One of the benefits of trading via a limited company is that, if things go wrong, then - assuming you've done nothing wrong or reckless personally - you can walk away from any liabilities that your company can't pay. The price that you've always had to pay for that privilege is that you have to file documents including annual accounts at Companies House, so that the public can see (in pretty general terms) who is behind the business and how it's doing financially. If you want to keep that information private, that's absolutely fine - you just don't form a company. You remain as a sole trader or partnership, and in return for the privacy you consequently accept a greater degree of personal risk if things go wrong.

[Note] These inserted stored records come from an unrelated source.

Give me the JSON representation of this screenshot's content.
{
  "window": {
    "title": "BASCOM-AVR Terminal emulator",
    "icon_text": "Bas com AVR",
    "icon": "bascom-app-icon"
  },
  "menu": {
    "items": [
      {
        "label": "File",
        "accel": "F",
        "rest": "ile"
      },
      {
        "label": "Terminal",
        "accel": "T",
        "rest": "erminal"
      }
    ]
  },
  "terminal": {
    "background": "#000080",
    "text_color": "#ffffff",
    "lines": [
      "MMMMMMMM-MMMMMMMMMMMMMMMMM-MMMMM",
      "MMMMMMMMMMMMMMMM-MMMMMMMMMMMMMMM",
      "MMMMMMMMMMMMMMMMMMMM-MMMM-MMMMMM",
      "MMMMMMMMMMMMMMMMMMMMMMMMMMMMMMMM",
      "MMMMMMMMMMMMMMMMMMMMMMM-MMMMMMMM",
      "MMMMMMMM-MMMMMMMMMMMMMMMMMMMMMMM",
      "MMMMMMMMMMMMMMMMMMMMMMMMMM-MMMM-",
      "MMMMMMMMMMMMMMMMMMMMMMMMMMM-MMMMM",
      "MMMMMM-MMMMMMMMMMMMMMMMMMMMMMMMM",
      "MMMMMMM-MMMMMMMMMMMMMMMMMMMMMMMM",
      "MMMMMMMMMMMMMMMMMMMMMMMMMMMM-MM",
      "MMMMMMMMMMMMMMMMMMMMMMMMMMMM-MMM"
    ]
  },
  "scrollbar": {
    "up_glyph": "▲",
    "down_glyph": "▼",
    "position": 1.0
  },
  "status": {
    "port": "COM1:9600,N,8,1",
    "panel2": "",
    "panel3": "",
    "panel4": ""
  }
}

The idea has now been proposed of exempting small companies from making accounts available at Companies House at all. So, the shareholders would still have the benefit of being able to walk away if things go wrong, but the public would have no right to see who was behind a business or how it was doing.

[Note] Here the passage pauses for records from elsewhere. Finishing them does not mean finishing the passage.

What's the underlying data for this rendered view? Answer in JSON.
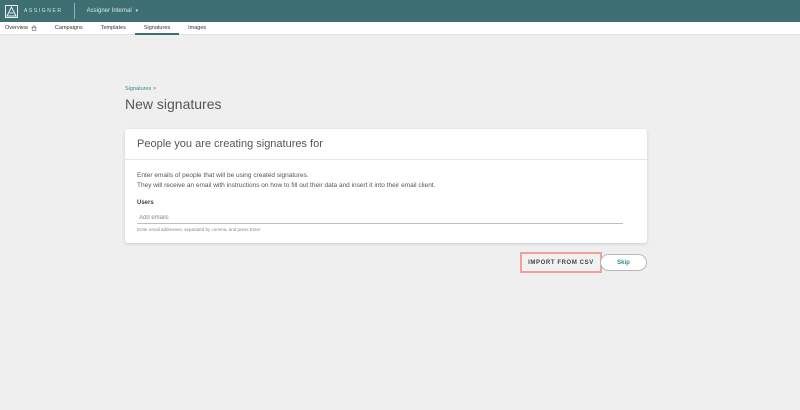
{
  "app": {
    "brand": "ASSIGNER",
    "workspace": "Assigner Internal"
  },
  "nav": {
    "tabs": [
      {
        "label": "Overview"
      },
      {
        "label": "Campaigns"
      },
      {
        "label": "Templates"
      },
      {
        "label": "Signatures",
        "active": true
      },
      {
        "label": "Images"
      }
    ]
  },
  "page": {
    "breadcrumb": "Signatures >",
    "title": "New signatures"
  },
  "card": {
    "title": "People you are creating signatures for",
    "desc_line1": "Enter emails of people that will be using created signatures.",
    "desc_line2": "They will receive an email with instructions on how to fill out their data and insert it into their email client.",
    "users_label": "Users",
    "email_placeholder": "Add emails",
    "email_value": "",
    "hint": "Enter email addresses, separated by comma, and press Enter"
  },
  "actions": {
    "import_csv": "IMPORT FROM CSV",
    "skip": "Skip"
  },
  "colors": {
    "topbar": "#3d6f73",
    "accent": "#2f8b8b",
    "highlight_border": "#eca39a"
  },
  "icons": {
    "logo": "assigner-logo-icon",
    "workspace_dropdown": "chevron-down-icon",
    "overview": "home-icon"
  }
}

That would be grossly unreasonable. Whenever someone wants to pitch something to us or otherwise do business with us, or when we meet people at networking or other events, we'll routinely download their accounts from Companies House. And the information this turns up can often be really interesting and relevant. It's not unusual to find businesses telling the public one story about their prosperity when the accounts tell a very different story. And sometimes we find that companies are hopelessly in arrears with their own accounts and compliance - which should give pause for thought to anyone thinking of doing business with them.
Take that facility away, and the business is getting the benefits of limited liability without fulfilling their part of the bargain. However much money that saves, it isn't fair on the public or on other businesses.